C’est un vase d’Égypte à riche ciselure

Où sont peints des sphinx bleus et des lions ambrés.
Mon âme est un potiche où pleurent, dédorés,

De vieux espoirs mal peints sur sa fausse moulure ;

Aussi j’en souffre en moi comme d’une brûlure,

Mais le trépas bientôt les aura tous sabrés
Car ma vie est un vase à pauvre ciselure.

Soirs D’octobre

— Oui, je souffre, ces soirs, démons mornes, chers Saints.

— On est ainsi toujours au soupçon des Toussaints.

— Mon âme se fait dune à funèbres hantises.

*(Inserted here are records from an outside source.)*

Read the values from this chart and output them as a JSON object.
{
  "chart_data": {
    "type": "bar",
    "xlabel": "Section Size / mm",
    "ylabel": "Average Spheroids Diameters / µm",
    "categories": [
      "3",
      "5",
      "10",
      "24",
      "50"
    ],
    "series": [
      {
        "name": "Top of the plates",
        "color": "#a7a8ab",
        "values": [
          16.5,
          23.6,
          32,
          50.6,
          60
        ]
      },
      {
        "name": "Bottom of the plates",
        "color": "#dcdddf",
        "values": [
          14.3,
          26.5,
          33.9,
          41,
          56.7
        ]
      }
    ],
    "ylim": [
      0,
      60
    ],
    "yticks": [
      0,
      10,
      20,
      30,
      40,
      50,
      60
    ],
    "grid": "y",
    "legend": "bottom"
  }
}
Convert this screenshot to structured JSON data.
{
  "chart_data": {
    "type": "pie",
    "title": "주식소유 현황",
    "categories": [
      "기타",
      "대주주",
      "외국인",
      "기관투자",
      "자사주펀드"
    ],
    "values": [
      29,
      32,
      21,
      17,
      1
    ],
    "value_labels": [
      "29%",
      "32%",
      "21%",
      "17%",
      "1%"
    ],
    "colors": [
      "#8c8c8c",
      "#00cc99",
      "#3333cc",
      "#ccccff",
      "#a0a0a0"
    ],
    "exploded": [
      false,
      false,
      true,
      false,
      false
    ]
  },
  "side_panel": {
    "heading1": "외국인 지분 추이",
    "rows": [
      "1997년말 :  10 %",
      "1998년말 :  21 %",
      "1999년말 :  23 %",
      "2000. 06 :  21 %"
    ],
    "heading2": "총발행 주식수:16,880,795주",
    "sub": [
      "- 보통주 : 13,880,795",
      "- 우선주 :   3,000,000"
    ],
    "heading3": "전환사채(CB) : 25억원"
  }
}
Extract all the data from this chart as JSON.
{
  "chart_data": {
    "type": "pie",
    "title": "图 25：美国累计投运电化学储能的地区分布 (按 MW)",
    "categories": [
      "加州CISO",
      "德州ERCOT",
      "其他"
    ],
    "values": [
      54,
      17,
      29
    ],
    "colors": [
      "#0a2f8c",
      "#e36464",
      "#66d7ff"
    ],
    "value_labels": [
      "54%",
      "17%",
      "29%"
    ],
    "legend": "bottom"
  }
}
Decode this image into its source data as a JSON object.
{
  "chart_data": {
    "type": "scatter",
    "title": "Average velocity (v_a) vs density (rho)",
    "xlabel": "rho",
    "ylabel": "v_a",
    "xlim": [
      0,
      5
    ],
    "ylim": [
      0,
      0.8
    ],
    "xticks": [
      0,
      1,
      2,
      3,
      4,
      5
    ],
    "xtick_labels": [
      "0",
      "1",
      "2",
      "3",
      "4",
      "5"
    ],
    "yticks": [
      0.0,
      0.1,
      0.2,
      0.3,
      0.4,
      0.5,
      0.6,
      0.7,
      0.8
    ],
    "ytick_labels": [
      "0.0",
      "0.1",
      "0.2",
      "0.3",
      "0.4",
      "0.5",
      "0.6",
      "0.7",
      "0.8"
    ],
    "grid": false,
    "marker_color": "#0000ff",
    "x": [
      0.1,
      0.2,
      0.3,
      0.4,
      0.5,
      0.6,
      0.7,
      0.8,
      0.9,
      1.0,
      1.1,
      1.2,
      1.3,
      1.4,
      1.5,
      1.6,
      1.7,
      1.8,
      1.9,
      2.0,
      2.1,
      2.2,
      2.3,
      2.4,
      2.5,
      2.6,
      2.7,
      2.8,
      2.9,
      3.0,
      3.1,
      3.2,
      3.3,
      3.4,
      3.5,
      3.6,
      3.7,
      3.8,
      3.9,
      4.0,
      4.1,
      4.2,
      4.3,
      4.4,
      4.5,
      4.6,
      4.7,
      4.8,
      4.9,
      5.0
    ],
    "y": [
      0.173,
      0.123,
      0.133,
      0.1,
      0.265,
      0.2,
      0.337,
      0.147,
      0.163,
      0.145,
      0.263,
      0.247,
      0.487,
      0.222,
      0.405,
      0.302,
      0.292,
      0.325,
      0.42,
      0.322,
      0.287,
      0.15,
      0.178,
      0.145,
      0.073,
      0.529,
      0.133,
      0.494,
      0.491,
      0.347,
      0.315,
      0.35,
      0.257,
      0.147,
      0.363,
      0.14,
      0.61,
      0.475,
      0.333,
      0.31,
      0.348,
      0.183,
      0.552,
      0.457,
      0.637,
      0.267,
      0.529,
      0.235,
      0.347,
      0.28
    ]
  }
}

— Ah ! Donne-moi ton front, que je calme tes crises.
— Que veux-tu ? je suis tel, je suis tel dans ces villes,

Boulevardier funèbre échappé des balcons,

Et dont le rêve élude, ainsi que des faucons,

L’affluence des sots aux atmosphères viles.
Que veux-tu ? je suis tel Laisse-moi reposer

Dans la langueur, dans la fatigue et le baiser,

Chère, bien-aimée âme où vont les espoirs sobres
Écoute ! Ô ce grand soir, empourpré de colères,

Qui, galopant, vainqueur des batailles solaires,

Arbore l’Étendard triomphal des Octobres !

Pour Ignace Paderewski

Maître, quand j’entendis, de par tes doigts magiques,

Vibrer ce grand Nocturne, à des bruits d’or pareil ;

Quand j’entendis, en un sonore et pur éveil,

Monter sa voix, parfum des astrales musiques ;
Je crus que, revivant ses rythmes séraphiques

Sous l’éclat merveilleux de quelque bleu soleil,

En toi, ressuscité du funèbre sommeil,

Passait le grand vol blanc du Cygne des pthisiques.
Car tu sus ranimer son puissent piano,

Et ton âme à la sienne en un mystique anneau

S’enchaîne étrangement par des causes secrètes.
Sois fier, Paderewski, du prestige divin

Que le ciel te donna, pour que chez poètes

Tu fisses frissonner l’âme du grand Chopin !

Sous Les Faunes

Nous nous serrions, hagards, en silencieux gestes,

Aux flamboyants juins d’or, plein de relents, lassés,

Et tel, rêvassions-nous, longuement enlacés,

Par les grands soirs tombés, triomphalement prestes.
Debout au perron gris, clair–obscuré d’agrestes

Arbres évaporant des parfums opiacés,

Et d’où l’on constatait des marbres déplacés,

Gisant en leur orgueil de massives siestes.
Parfois, cloîtrés au fond des vieux kiosques proches,

Nous écoutions clamer des peuples fous de cloches

Dont les voix aux lointains se perdaient, toutes tues,
Et nos coeurs s’emplissaient toujours de vague émoi

Quand, devant l’oeil pierreux des funèbres statues,

Nous nous serrions, hagards, ma Douleur morne et moi.

Premier Remords

Au temps où je portais des habits de velours

Eparses sur mon col roulaient mes boucles brunes.

J’avais de grands yeux purs comme le clair des lunes ;

Dès l’aube je partais, sac au dos, les pas lourds.
Mais en route aussitôt je tramais des détours,

Et, narguant les pions de mes jeunes rancunes,

Je montais à l’assaut des pommes et des prunes

Dans les vergers bordant les murailles des cours.
Étant ainsi resté loin des autres élèves,

Loin des bancs, tous un mois, à vivre au gré des rêves,

Un soir, à la maison craintif comme j’entrais,
Devant le crucifix où sa lèvre se colle

Ma mère était en pleurs ! Ô mes ardents regrets !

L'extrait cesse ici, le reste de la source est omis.